Os filmes publicitários que fazem uso de recursos do storytelling se beneficiam das estratégias usadas em filmes comerciais, uma vez que o gênero está situado entre o cinema e a publicidade. Tratando-se de Hollywood, Kristin Thompson (1999) afirma, em “Storytelling in the New Hollywood: Understanding Classical Narrative Technique”, que a ideia de que os roteiros deveriam ser divididos em início, meio e fim, conforme concebia Aristóteles, já estava presente em manuais desde antes da I Guerra Mundial. Entretanto, após uma análise empírica das narrativas clássicas hollywoodianas ao longo do século XX, a autora percebeu que a estrutura delas, em vez de corresponder aos três atos, consiste em quatro segmentos, que têm como foco as ações e motivações dos personagens.
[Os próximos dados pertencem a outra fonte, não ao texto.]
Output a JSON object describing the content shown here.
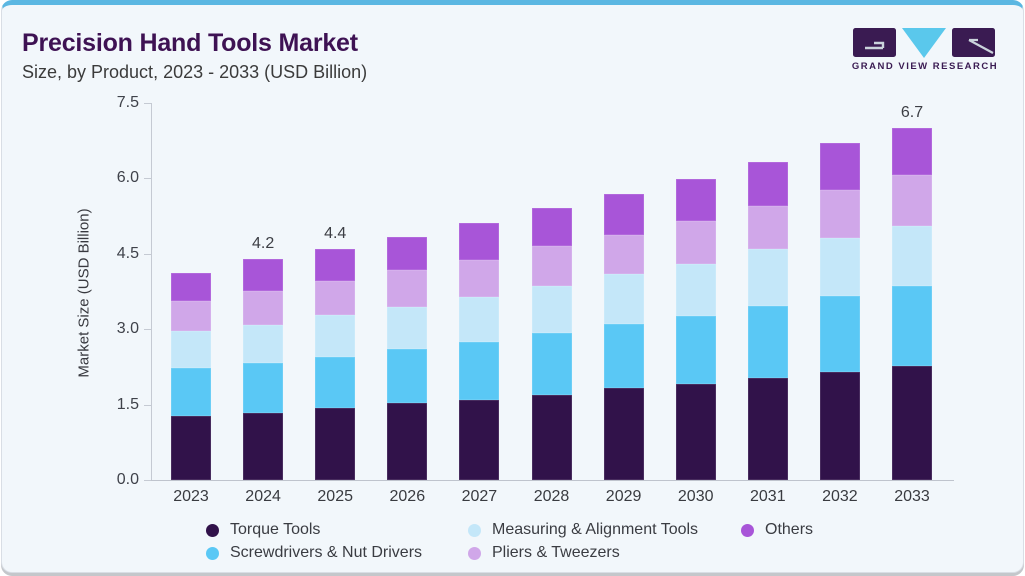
{
  "header": {
    "title": "Precision Hand Tools Market",
    "subtitle": "Size, by Product, 2023 - 2033 (USD Billion)"
  },
  "brand": {
    "name": "GRAND VIEW RESEARCH"
  },
  "chart_data": {
    "type": "bar",
    "stacked": true,
    "title": "Precision Hand Tools Market Size, by Product, 2023 - 2033 (USD Billion)",
    "categories": [
      "2023",
      "2024",
      "2025",
      "2026",
      "2027",
      "2028",
      "2029",
      "2030",
      "2031",
      "2032",
      "2033"
    ],
    "series": [
      {
        "key": "torque-tools",
        "name": "Torque Tools",
        "color": "#31124a",
        "values": [
          1.22,
          1.28,
          1.37,
          1.47,
          1.53,
          1.61,
          1.75,
          1.83,
          1.93,
          2.06,
          2.16
        ]
      },
      {
        "key": "screwdrivers-nut-drivers",
        "name": "Screwdrivers & Nut Drivers",
        "color": "#5ac8f5",
        "values": [
          0.9,
          0.94,
          0.97,
          1.02,
          1.09,
          1.19,
          1.21,
          1.28,
          1.37,
          1.44,
          1.52
        ]
      },
      {
        "key": "measuring-alignment-tools",
        "name": "Measuring & Alignment Tools",
        "color": "#c4e7f9",
        "values": [
          0.72,
          0.73,
          0.8,
          0.79,
          0.85,
          0.89,
          0.95,
          1.0,
          1.09,
          1.1,
          1.14
        ]
      },
      {
        "key": "pliers-tweezers",
        "name": "Pliers & Tweezers",
        "color": "#d0a7e9",
        "values": [
          0.56,
          0.64,
          0.64,
          0.71,
          0.71,
          0.75,
          0.75,
          0.82,
          0.82,
          0.91,
          0.98
        ]
      },
      {
        "key": "others",
        "name": "Others",
        "color": "#a855d8",
        "values": [
          0.54,
          0.61,
          0.62,
          0.63,
          0.71,
          0.73,
          0.78,
          0.79,
          0.84,
          0.89,
          0.9
        ]
      }
    ],
    "totals": [
      3.94,
      4.2,
      4.4,
      4.62,
      4.89,
      5.17,
      5.44,
      5.72,
      6.05,
      6.4,
      6.7
    ],
    "bar_total_labels": [
      {
        "category": "2024",
        "label": "4.2"
      },
      {
        "category": "2025",
        "label": "4.4"
      },
      {
        "category": "2033",
        "label": "6.7"
      }
    ],
    "xlabel": "",
    "ylabel": "Market Size (USD Billion)",
    "yticks": [
      "0.0",
      "1.5",
      "3.0",
      "4.5",
      "6.0",
      "7.5"
    ],
    "ylim": [
      0,
      7.5
    ],
    "grid": false,
    "legend_position": "bottom"
  },
  "colors": {
    "accent_top_bar": "#5bb7e2",
    "card_background": "#f2f7fb",
    "title_text": "#3e1253",
    "subtitle_text": "#3b3b3b",
    "axis_line": "#c5cad3",
    "axis_text": "#3f424a",
    "brand_purple": "#3a1b52",
    "brand_blue": "#5ac8ec"
  }
}
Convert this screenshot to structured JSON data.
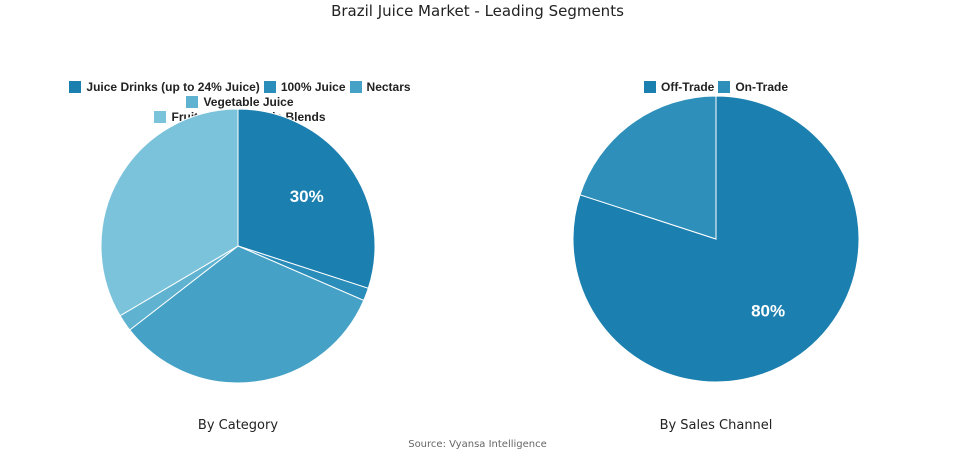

Uma das possíveis explicações para o fato de a noção aristotélica, proveniente do teatro, não se adequar ao cinema, é que a experiência de assistir a um filme não envolve “intervalos”: o objetivo dos filmes comerciais é prender a atenção dos espectadores até o fim da sessão de cinema (THOMPSON, 1999). Os filmes de Hollywood são construídos de modo a envolver o público na narrativa, assim como o objetivo dos filmes publicitários é manter sua audiência atenta até o final, momento em que a persuade para executar uma ação.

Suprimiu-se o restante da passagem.